Last week, Auckland Council voted 13-7 to keep pressing forward in their attempt to impose a new regional fuel tax on Auckland.
National has consistently opposed regional fuel taxes in Auckland since we repealed a previous attempt to impose them in 2009. The primary reason for this is because we believe that adding 11.5 cents to the price of fuel imposes an unnecessary burden on Auckland families.
In Government, National didn’t need to impose new regional fuel taxes in order to fund transport. We managed to harness the dividends of a growing economy and apply sound fiscal discipline to transport investment which meant that projects could be funded without imposing new costs.
That approach allowed us to fund projects such as the AMETI Eastern Busway in partnership with Auckland Council without requiring new taxes on Aucklanders. This is a project that will provide huge benefits in connecting our community with a public transport corridor. We should not be attempting to erode the benefits we gain by raising taxes at the same time.
So how would National fund key transport projects such as the AMETI Busway in Auckland without resorting to new taxes?
The first place to start is to look at the ability of Auckland Council to find savings in its own budget. The regional fuel tax is projected to raise $150 million. For the Council to raise that, they would only need to find 4 per cent in savings from their budget. To put that in context, Mayor Goff promised to find between 3-6 per cent of savings when he was elected. If the Council could follow through with this promise, a regional fuel tax would not be needed.

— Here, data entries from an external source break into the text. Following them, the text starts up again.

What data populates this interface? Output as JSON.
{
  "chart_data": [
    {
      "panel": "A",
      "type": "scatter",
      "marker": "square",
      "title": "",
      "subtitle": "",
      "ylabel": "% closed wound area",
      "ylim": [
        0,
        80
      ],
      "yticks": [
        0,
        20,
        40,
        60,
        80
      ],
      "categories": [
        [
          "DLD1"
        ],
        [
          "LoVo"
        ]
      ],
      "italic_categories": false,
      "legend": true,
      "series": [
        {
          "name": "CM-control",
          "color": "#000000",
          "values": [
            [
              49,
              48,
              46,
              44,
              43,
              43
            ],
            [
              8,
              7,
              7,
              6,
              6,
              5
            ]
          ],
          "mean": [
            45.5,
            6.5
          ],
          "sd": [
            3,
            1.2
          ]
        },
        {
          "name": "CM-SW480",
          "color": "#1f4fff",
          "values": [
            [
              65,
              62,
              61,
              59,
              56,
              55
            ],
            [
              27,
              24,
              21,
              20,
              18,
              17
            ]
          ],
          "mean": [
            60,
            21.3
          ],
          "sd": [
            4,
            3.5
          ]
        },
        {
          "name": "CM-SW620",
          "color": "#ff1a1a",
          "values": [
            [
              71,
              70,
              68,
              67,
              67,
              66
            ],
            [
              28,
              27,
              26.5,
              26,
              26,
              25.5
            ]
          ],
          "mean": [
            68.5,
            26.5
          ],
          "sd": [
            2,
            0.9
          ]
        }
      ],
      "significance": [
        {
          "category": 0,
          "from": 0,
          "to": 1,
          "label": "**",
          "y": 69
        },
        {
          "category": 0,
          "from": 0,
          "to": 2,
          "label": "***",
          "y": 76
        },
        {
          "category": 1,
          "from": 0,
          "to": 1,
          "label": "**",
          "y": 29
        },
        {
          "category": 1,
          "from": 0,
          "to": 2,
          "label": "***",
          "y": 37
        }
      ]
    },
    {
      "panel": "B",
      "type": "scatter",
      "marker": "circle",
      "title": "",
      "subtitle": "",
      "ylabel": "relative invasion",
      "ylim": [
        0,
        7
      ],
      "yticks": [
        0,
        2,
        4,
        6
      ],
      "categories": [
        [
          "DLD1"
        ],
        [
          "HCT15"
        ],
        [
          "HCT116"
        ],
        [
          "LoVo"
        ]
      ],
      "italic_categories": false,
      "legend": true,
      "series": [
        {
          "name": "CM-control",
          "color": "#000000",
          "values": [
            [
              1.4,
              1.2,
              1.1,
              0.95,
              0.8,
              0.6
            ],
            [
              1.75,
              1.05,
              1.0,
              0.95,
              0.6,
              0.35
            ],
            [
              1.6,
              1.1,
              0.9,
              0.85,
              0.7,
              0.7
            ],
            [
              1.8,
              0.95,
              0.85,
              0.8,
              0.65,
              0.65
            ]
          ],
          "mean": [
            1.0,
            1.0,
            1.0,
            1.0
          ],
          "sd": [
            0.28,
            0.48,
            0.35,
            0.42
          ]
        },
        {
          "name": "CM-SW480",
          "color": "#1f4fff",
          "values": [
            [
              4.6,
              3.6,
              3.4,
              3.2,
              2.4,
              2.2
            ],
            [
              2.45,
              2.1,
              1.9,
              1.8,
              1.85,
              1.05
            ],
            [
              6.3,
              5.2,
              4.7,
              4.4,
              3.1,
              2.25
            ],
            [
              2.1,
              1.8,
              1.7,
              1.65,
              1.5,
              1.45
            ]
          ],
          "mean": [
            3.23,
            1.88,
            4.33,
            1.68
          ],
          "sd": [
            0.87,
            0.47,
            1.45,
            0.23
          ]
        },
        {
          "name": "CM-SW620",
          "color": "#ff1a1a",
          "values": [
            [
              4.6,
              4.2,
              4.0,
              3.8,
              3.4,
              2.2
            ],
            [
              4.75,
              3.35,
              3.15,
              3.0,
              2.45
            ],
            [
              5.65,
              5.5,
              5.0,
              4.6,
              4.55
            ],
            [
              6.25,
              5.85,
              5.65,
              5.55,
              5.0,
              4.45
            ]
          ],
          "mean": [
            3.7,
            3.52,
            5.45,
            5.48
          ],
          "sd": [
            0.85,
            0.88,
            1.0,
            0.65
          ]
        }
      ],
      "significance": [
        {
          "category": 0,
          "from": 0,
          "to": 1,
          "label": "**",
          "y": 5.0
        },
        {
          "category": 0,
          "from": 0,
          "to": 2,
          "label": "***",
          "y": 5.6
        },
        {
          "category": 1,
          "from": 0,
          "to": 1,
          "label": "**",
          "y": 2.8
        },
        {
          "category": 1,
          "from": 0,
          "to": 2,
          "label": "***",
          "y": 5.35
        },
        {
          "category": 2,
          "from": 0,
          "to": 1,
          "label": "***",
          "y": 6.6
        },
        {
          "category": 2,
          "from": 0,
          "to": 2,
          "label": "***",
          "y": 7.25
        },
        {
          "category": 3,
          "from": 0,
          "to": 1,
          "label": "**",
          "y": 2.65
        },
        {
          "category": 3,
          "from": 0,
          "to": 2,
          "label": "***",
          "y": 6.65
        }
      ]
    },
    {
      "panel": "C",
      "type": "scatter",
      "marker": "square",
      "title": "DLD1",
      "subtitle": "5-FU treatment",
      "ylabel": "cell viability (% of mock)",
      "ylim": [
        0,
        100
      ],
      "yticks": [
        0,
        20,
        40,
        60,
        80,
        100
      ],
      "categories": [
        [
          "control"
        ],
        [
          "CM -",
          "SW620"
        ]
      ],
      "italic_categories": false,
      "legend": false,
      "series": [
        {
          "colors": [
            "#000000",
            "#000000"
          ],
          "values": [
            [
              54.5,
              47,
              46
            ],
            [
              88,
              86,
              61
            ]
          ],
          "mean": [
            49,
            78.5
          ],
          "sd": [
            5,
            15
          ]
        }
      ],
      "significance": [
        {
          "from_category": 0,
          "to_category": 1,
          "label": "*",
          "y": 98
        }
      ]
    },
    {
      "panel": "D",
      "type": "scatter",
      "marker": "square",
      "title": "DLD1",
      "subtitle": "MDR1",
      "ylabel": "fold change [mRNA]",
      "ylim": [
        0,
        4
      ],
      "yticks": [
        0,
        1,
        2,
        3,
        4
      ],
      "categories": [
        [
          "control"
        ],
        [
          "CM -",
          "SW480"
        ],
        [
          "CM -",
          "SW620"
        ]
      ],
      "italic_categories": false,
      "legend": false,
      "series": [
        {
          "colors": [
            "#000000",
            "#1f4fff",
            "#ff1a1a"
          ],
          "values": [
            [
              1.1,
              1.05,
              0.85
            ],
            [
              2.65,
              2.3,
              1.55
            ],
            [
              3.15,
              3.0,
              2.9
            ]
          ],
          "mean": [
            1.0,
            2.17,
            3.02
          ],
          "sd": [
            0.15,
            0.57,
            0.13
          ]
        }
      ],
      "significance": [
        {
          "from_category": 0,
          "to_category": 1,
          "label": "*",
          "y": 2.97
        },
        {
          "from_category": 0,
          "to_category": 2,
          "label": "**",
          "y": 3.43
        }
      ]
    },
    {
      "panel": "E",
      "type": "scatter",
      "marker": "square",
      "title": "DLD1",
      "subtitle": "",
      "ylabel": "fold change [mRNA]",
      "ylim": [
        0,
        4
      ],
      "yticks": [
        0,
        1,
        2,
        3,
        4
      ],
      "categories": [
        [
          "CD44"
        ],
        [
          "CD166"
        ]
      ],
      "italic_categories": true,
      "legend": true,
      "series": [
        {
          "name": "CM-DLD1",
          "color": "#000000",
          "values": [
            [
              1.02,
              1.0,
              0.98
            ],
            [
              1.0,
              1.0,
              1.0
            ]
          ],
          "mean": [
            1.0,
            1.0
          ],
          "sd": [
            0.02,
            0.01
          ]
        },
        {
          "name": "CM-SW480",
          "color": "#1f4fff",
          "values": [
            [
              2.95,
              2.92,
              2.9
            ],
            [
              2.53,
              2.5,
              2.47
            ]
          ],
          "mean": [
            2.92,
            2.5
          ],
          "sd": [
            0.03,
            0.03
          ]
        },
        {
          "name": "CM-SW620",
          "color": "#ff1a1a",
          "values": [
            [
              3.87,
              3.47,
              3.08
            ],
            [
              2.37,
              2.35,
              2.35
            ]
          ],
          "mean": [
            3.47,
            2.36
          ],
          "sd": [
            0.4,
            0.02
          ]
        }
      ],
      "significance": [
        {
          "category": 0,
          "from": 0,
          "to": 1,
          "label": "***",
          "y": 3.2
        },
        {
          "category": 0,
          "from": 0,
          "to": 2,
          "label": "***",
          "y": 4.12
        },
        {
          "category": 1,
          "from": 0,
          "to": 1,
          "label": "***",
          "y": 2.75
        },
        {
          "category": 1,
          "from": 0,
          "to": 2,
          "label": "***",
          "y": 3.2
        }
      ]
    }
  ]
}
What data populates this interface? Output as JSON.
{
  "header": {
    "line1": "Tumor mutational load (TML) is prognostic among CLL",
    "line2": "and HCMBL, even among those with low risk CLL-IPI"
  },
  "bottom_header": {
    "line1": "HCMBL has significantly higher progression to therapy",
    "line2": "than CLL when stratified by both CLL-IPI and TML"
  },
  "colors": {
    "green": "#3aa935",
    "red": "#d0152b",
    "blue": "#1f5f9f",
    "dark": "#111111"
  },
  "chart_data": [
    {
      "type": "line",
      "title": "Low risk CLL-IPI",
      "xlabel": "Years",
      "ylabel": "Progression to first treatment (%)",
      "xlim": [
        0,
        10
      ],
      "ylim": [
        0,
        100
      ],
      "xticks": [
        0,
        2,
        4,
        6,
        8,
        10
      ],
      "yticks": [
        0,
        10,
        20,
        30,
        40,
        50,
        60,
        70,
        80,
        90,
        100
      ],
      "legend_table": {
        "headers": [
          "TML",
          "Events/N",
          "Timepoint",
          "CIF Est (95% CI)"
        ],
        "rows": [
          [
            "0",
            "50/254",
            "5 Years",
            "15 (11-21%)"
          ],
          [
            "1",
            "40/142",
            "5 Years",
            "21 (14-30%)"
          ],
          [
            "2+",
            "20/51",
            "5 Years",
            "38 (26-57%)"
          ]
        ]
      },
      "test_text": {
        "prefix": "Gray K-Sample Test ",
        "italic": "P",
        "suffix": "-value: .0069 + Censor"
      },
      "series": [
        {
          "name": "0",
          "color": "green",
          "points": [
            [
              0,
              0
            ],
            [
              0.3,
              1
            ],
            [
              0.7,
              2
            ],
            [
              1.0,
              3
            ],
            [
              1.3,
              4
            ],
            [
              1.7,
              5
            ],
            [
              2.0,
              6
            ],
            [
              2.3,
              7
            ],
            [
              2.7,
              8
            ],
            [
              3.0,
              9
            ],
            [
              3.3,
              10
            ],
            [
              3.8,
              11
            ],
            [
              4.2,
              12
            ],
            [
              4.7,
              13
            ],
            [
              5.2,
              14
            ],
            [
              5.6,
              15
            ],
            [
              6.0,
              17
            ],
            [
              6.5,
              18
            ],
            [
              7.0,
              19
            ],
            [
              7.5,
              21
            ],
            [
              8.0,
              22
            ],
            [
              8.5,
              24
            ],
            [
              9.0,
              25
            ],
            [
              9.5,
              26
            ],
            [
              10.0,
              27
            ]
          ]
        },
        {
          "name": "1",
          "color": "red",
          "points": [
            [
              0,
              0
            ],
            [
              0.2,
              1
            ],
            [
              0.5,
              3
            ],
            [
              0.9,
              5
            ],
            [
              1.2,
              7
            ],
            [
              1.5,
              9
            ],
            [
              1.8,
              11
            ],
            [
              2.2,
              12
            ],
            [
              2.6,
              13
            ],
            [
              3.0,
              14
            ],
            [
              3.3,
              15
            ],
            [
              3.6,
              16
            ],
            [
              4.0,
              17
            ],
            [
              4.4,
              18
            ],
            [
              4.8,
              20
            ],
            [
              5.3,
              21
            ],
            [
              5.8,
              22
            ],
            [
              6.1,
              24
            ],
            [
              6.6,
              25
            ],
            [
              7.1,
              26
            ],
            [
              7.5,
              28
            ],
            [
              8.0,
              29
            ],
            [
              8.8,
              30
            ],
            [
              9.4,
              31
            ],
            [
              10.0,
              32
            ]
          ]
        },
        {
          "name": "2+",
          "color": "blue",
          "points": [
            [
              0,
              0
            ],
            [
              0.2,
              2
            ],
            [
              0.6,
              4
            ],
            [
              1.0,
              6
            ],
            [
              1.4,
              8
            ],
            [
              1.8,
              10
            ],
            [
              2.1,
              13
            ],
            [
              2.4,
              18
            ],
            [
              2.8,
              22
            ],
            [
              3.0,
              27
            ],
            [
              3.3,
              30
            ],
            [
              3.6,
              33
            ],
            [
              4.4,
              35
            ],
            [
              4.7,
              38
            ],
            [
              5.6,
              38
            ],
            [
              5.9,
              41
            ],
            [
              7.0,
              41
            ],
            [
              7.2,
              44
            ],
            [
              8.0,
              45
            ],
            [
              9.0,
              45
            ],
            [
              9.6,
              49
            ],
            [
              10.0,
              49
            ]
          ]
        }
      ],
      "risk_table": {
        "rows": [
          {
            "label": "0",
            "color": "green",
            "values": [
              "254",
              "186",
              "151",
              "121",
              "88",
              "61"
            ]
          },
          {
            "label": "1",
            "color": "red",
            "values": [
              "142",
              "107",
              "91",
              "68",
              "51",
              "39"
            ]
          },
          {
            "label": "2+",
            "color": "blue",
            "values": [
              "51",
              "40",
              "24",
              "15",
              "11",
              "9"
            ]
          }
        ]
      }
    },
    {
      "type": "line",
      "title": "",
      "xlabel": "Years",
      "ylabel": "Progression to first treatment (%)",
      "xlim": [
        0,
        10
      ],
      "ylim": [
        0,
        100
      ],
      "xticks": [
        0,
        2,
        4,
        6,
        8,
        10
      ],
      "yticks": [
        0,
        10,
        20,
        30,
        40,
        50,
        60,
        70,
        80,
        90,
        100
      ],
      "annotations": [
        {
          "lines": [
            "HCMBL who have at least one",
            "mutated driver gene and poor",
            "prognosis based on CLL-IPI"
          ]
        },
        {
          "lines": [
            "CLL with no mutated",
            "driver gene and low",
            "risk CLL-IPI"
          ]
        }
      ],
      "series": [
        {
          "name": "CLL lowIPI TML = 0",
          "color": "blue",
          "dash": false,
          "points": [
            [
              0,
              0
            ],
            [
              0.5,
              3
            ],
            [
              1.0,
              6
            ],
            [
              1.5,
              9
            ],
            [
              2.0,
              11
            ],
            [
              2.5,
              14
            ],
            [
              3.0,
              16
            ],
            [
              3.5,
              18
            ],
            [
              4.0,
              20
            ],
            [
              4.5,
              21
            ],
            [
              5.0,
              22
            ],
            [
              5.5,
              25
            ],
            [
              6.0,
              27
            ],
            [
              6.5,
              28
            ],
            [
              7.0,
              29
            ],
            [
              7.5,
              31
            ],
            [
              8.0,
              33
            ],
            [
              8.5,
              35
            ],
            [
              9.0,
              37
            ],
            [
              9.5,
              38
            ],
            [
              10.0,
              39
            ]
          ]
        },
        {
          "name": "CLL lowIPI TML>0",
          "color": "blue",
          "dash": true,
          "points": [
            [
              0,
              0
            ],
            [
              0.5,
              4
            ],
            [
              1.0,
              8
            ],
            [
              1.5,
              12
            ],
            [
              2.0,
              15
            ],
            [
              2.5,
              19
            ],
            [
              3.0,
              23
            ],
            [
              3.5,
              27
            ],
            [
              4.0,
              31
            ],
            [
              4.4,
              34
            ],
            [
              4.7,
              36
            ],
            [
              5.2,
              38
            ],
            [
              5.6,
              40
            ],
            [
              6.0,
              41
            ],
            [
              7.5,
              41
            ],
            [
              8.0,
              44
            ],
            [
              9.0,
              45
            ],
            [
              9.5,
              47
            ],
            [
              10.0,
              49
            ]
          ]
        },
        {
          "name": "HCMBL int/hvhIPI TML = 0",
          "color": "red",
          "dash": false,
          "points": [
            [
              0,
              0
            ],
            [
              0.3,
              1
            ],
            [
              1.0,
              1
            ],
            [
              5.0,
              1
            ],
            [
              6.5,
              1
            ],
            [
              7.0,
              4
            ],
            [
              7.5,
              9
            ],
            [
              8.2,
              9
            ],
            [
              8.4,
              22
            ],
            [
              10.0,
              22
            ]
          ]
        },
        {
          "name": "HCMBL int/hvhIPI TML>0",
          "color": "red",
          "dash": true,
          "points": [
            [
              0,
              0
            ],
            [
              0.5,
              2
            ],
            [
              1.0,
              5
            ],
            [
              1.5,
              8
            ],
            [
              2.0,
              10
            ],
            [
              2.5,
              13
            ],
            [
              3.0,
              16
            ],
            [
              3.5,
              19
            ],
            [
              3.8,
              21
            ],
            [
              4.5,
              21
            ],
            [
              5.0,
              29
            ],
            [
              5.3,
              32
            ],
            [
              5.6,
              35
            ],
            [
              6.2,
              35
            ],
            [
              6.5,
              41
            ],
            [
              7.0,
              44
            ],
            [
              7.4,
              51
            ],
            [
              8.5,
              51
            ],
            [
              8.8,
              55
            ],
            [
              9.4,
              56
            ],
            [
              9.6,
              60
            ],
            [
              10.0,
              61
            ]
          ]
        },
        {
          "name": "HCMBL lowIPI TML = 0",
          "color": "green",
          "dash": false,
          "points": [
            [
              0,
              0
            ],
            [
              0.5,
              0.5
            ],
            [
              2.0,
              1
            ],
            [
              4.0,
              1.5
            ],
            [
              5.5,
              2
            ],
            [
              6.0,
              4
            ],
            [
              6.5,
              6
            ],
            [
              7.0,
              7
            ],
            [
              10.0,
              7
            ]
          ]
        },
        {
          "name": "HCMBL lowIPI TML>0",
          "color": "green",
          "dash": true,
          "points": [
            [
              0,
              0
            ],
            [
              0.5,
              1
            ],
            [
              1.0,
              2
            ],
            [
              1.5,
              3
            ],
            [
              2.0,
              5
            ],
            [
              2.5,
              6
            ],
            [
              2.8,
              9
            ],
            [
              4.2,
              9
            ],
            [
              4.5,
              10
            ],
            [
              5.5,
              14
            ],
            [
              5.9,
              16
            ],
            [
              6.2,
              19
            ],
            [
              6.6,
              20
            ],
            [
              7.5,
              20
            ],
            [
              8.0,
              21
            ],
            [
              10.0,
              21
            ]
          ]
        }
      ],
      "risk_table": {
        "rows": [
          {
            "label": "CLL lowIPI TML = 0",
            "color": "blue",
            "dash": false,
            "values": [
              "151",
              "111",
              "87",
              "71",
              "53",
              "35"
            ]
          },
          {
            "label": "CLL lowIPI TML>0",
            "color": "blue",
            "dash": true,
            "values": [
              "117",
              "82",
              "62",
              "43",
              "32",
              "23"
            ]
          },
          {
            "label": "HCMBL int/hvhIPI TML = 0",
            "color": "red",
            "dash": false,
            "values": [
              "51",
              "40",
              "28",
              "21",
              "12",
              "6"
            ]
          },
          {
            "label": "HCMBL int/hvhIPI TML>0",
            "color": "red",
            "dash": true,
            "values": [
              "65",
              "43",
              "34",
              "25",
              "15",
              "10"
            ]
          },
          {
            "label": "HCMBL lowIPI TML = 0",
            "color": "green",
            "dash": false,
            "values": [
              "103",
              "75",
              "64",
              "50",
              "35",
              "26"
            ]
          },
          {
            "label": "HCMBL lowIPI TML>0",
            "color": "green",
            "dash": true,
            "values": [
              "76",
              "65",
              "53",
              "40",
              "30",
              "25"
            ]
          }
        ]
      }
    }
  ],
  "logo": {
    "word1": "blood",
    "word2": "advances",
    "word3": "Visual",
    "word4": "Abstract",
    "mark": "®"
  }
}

National was also able to fund a record $32 billion infrastructure package in Budget 2017 because of the growing economy. That package would have allowed us to continue putting large investment into public transport and into key roading projects like AMETI, the East-West Link and Mill Road.
This all goes to show that regional fuel taxes are not needed. They will impose a large economic cost on the regions in which they are imposed and there are other ways to ensure projects get completed without resorting to new taxes.